Ferrari lacks Modern-Day ethics!

In the German GP, Ferrari asked Felipe Massa to give way for Fernando Alonso. This was intended to help Alonso to secure the crucial 25 points.

Valuable points gained at the cost of Felipe Massa


During the press conference, Sebastian Vettel was thoroughly enjoying the tension that prevailed where Alonso and Massa are also present.

The team orders they issued during the German GP 2010 was not the first. Way back in Michael Schumacher days, Rubens was asked to give away his lead before seconds to the race end. In that season Michael Schumacher was comfortably leading the championship and there was no reason to ask Rubens to give away the points and the win.

Contrast to this is McLaren’s ethics which allows the team drivers compete with each other. Despite Fernando Alonso’s insistence to be declared as No 1, the team patronized both till the end of the championship at the cost of losing the championships.

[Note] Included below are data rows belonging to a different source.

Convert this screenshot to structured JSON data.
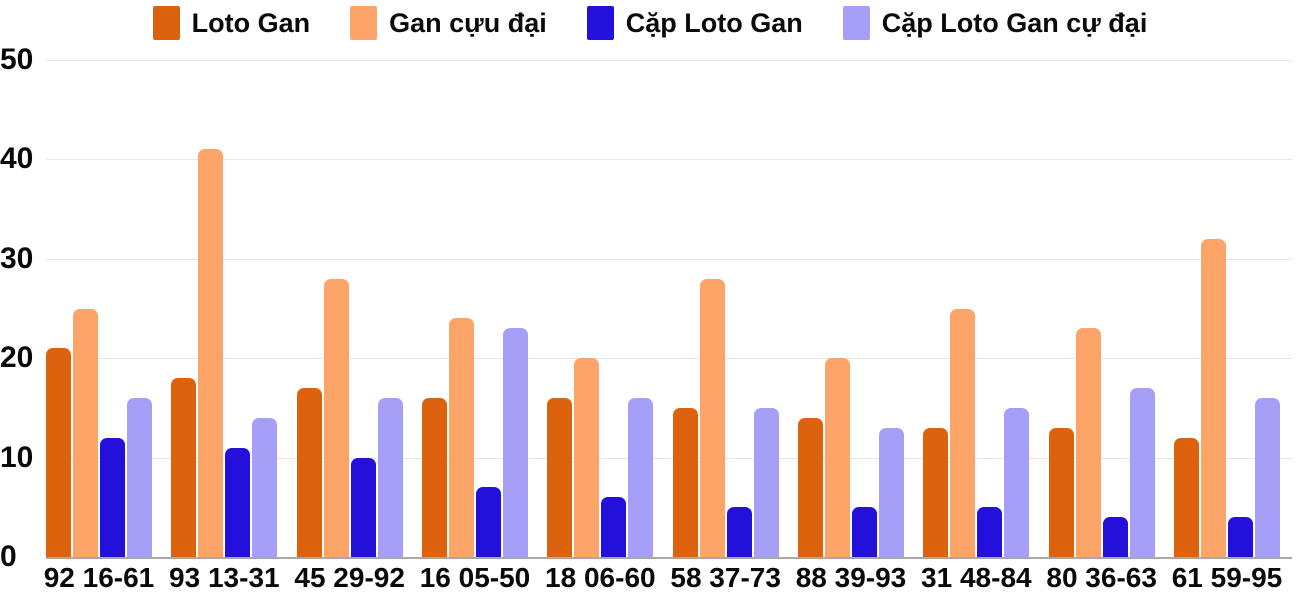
{
  "chart_data": {
    "type": "bar",
    "title": "",
    "xlabel": "",
    "ylabel": "",
    "categories": [
      "92 16-61",
      "93 13-31",
      "45 29-92",
      "16 05-50",
      "18 06-60",
      "58 37-73",
      "88 39-93",
      "31 48-84",
      "80 36-63",
      "61 59-95"
    ],
    "series": [
      {
        "name": "Loto Gan",
        "color": "#DD620E",
        "values": [
          21,
          18,
          17,
          16,
          16,
          15,
          14,
          13,
          13,
          12
        ]
      },
      {
        "name": "Gan cựu đại",
        "color": "#FDA469",
        "values": [
          25,
          41,
          28,
          24,
          20,
          28,
          20,
          25,
          23,
          32
        ]
      },
      {
        "name": "Cặp Loto Gan",
        "color": "#2311DB",
        "values": [
          12,
          11,
          10,
          7,
          6,
          5,
          5,
          5,
          4,
          4
        ]
      },
      {
        "name": "Cặp Loto Gan cự đại",
        "color": "#A69FF8",
        "values": [
          16,
          14,
          16,
          23,
          16,
          15,
          13,
          15,
          17,
          16
        ]
      }
    ],
    "ylim": [
      0,
      50
    ],
    "yticks": [
      0,
      10,
      20,
      30,
      40,
      50
    ],
    "grid": true,
    "legend_position": "top-center"
  },
  "colors": {
    "background": "#FFFFFF",
    "grid": "#E6E6E6",
    "axis": "#A8A8A8",
    "text": "#0A0A0A"
  }
}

McLaren boss Martin Whitmarsh says he would rather see his outfit lose a championship than impose team orders to favour one of his drivers.

“If you win against the odds it is slightly more enjoyable,” said Whitmarsh, who has vowed to save his views on what Ferrari did at Hockenheim for a private meeting with Maranello chiefs.

“If you win when you have swayed it to your advantage by cheating or doing something unsporting you wouldn’t feel so good. When Mika [Hakkinen] was beating Michael [Schumacher], that was a pretty good feeling.”

Felipe Massa leads Fernando Alonso

Cheap points for Fernando Alonso


Whitmarsh is well aware that McLaren effectively lost the 2007 world championship because it allowed Lewis Hamilton and Fernando Alonso to take points off each other over the course of the season, rather than install one of them as number one.

However, he says there are no regrets about the policy McLaren adopts, and thinks that sportsmanlike behaviour is the primary concern.

“We did that [treated drivers equally] in 2007 and we had every reason to be different then,” he said. “There were quite a lot of provocations to do something different.

“There is always a bit of you who says we shouldn’t have done that, but overall I am proud and I wouldn’t be talking about it unless I had some sort of perverse pride in it. It niggles away at you, as it is one that got away, but I know the lengths we went to to be fair.”

He added: “During that phase I remember talking to the drivers and their management and saying, ‘what a great driver would want to do is look himself in the mirror and say, I have won this world championship on merit and not by the team leaning one way and giving me an advantage.’

“We do desperately want to win but it is about how you win. If you win and you know you have cheated then I don’t see how at any stage in your career or post career when you reflect upon it how you can have a feeling of ecstasy.”

Hope McLaren teaches Ferrari element of ethics which it lacks thoroughly.